''L'eau, un enjeu de puissance pour la Turquie''
A ceux qui, pour soutenir l’entrée de la Turquie dans l’Europe, prétendent qu’elle serait un gage de stabilité en constituant un pôle démocratique et occidentalisé dans une région sensible, peut-être conviendrait-il de faire état de la question de l’eau, enjeu de puissance pour la Turquie, face à la Syrie et à l'Irak.
Dépêche AFP du 20 mars 2005 :
"Inégalement répartie, l’eau constitue une richesse fondamentale au Proche-Orient et fournit à la Turquie, forte de 26 bassins fluviaux, un argument de poids dans ses relations avec ses voisins du sud, l’Irak et la Syrie.
(…) A eux seuls, le Tigre et l’Euphrate, fleuves mythiques qui prennent leur source en Turquie, fournissent un tiers des eaux de surface du pays.
Sa position donne à la Turquie le contrôle des deux cours et lui permet d’utiliser l’eau en premier, au mieux de ses propres besoins agricoles et industriels. La Syrie et l’Irak sont ainsi dépendants d’un pays tiers pour une ressource vitale.
En 1981, la Turquie s’est lancée dans la construction d’un gigantesque complexe hydraulique, appelé le projet du sud-est anatolien (GAP), incluant le barrage Ataturk, cinquième plus grand barrage du monde.
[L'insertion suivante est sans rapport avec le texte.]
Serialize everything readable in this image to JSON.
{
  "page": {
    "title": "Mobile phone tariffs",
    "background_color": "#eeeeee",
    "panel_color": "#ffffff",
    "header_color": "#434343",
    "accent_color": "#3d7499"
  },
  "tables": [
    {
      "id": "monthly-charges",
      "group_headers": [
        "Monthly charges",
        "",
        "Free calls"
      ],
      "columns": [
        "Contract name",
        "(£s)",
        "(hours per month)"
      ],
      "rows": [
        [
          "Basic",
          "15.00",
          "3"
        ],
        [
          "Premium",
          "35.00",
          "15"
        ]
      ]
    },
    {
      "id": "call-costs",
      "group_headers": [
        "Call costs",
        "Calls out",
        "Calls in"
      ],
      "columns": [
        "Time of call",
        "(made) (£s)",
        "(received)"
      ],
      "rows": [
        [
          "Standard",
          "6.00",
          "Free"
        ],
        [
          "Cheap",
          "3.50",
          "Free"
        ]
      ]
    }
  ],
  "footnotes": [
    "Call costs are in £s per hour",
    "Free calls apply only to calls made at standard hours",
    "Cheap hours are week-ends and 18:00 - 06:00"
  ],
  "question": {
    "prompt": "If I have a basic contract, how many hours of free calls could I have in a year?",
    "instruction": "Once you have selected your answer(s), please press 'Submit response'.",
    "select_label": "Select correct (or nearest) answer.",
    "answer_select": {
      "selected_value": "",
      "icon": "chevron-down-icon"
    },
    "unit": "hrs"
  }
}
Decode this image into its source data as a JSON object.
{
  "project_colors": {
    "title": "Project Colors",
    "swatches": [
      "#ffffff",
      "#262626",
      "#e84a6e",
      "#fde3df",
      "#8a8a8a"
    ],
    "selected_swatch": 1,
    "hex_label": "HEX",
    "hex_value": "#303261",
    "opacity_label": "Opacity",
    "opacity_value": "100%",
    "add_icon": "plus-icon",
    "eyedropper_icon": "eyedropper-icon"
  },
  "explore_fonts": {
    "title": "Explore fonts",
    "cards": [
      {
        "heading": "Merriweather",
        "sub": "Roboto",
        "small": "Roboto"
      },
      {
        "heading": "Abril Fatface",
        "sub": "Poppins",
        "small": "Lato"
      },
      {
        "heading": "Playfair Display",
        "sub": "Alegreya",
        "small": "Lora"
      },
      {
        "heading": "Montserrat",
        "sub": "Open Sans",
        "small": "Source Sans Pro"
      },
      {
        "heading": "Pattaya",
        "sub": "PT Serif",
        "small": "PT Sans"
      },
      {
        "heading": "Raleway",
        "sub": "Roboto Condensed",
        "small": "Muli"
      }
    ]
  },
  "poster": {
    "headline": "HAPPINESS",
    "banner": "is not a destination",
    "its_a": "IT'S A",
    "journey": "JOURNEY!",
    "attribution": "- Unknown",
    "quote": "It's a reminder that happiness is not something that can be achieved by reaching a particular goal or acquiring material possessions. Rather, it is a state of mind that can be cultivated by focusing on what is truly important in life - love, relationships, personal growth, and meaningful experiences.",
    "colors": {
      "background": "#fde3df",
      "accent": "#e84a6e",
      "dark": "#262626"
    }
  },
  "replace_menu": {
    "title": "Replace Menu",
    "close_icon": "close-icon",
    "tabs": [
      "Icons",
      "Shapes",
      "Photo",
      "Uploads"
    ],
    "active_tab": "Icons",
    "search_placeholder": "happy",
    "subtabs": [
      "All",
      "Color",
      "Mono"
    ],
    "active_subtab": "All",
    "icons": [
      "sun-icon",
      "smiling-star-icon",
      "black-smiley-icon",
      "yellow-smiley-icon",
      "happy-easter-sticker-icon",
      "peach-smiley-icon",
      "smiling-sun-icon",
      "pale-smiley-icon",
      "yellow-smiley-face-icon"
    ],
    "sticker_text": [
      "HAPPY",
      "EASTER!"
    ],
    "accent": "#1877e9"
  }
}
Après son achèvement, prévu pour 2010 mais plus vraisemblablement 2020 par manque de fonds, le GAP doit contribuer au développement d’une des régions les plus pauvres de Turquie. Mais il devrait aussi entraîner une diminution du débit de l’Euphrate, à hauteur de 40% pour la Syrie et de 90% pour l’Irak.
La Turquie contrôle 88% du débit de l’Euphrate et environ 50% de celui du Tigre, ce qui lui sert d’argument pour proclamer son droit d’un usage libre et indépendant de l’eau qu’elle contrôle.
L’immense projet du GAP se heurte à l’hostilité de Damas et de Bagdad, qui accusent la Turquie de les priver d’une quantité importante d’eau en menant ce projet, reproche rejeté par Ankara qui avait appelé la Syrie à moderniser ses capacités archaïques d’irrigation.
En 1987, Ankara et Damas ont signé un accord garantissant le passage d’au moins 500 m3/seconde, c’est-à-dire la moitié du débit total, à charge pour la Syrie et l’Irak de partager ensuite les ressources (…)
Le professeur de relations internationales Huseyin Bagci estime pour sa part que "le problème persiste" mais que les moyens de le surmonter ont considérablement changé grâce à la démocratisation de l’Irak et la politique de transparence prônée par Damas qui sont un "atout pour la Turquie »."
Si la problématique posée par l’AFP est intéressante, la conclusion qui donne la parole à un « expert » laisse un peu plus perplexe lorsqu’il évoque la « démocratisation » de l’Irak et la « transparence » de Damas. Si les commissaires européens sont aussi peu exigeants avec la Turquie que semble l’être Monsieur Bagci avec l’Irak et la Syrie, la perspective d’une entrée de la Turquie ne sera qu’une simple formalité.